In the beginning was Hadoop, and was, well, Google's. And everyone tried
it.
But as Google dropped the approach as ineffective lots of other
folks had found ways to make pieces of it work, added new pieces to it,
and out of the ashes of single-purpose Hadoop grew the Apache Hadoop
ecosystem.
Today this includes a variety of software for intake,
querying, mapping SQL to key:value stores, and a few other cute tricks.
This talk will look at the pieces of this ecosystem, a bit about
how they fit together, and how they can be used for Really Truly
HUUUUUUGE data processing.
++++++++++++++++++++
https://stllinux.org/
The url link to this Zoom mtng is posted earlier on the day of the mtng at the above home page. It is the link called "linked here".
TOPIC: Hadoop for big data. An intro.
Presenter: Steven Lembark
++++++++
ONLINE MEETINGS ONLY until further notice.
ONLINE session will use remote video software.

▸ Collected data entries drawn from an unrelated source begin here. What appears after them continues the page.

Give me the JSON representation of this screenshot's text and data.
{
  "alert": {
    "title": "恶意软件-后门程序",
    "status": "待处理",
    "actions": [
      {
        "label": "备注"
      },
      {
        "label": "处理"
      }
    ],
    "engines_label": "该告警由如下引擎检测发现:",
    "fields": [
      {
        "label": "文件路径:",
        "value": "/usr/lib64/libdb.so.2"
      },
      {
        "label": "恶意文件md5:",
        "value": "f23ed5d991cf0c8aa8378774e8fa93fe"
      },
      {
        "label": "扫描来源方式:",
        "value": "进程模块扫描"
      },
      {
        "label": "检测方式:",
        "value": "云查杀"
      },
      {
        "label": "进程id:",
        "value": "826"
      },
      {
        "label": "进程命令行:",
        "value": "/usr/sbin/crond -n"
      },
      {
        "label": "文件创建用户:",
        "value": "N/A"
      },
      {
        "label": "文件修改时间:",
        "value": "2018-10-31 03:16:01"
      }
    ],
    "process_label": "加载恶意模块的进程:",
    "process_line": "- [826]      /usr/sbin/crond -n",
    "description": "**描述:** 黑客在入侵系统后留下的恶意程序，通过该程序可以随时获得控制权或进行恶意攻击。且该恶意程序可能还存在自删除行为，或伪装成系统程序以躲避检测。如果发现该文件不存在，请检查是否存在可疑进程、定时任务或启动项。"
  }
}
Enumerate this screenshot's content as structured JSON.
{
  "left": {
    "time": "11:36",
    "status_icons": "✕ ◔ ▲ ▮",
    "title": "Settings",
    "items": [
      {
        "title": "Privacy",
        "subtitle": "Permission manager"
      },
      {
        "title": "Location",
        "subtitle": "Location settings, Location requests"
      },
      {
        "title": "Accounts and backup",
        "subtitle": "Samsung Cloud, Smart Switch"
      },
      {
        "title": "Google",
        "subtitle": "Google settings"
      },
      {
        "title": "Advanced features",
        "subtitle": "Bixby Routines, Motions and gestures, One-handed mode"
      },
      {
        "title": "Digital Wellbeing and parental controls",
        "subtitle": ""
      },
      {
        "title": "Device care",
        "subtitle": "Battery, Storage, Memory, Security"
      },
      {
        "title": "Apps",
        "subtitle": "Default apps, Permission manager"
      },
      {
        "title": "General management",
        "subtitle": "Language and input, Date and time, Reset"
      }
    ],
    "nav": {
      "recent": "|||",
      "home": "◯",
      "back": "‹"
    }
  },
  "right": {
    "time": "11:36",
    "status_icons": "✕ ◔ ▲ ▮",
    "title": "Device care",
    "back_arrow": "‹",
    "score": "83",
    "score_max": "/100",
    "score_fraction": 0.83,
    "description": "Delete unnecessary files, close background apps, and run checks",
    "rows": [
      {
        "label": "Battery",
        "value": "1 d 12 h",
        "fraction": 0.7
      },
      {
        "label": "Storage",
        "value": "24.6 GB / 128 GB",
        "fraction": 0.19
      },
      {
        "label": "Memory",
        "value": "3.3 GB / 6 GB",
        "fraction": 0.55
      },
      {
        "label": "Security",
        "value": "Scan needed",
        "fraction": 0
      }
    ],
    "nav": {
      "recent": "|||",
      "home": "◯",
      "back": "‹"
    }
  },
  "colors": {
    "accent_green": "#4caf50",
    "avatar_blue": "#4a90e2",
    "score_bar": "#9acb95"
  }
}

HOW TO CONNECT instructions on https://stllinux.org/ web page and our mailing lists. Note that your browser cache may need to be refreshed each time you check the above web page for the instructions. We will open the remote session at about 6:00 PM Central Standard Time ( CST ), so that you can join early to test your microphone, screen and video sharing.
The Saint Louis MO, STL Linux Users Group (STLLUG) meets monthly to talk about Linux. This GNU/Linux Users Group usually holds its meetings on the third or fourth Thursday of every month. Meetings are free and open to everyone.
At 6:30 PM CST we start with introductions, announcements, current events of interest, and a general CALL FOR HELP segment. Then we will go into the presentation of our main topic, sometime around or after 7:00 PM CST.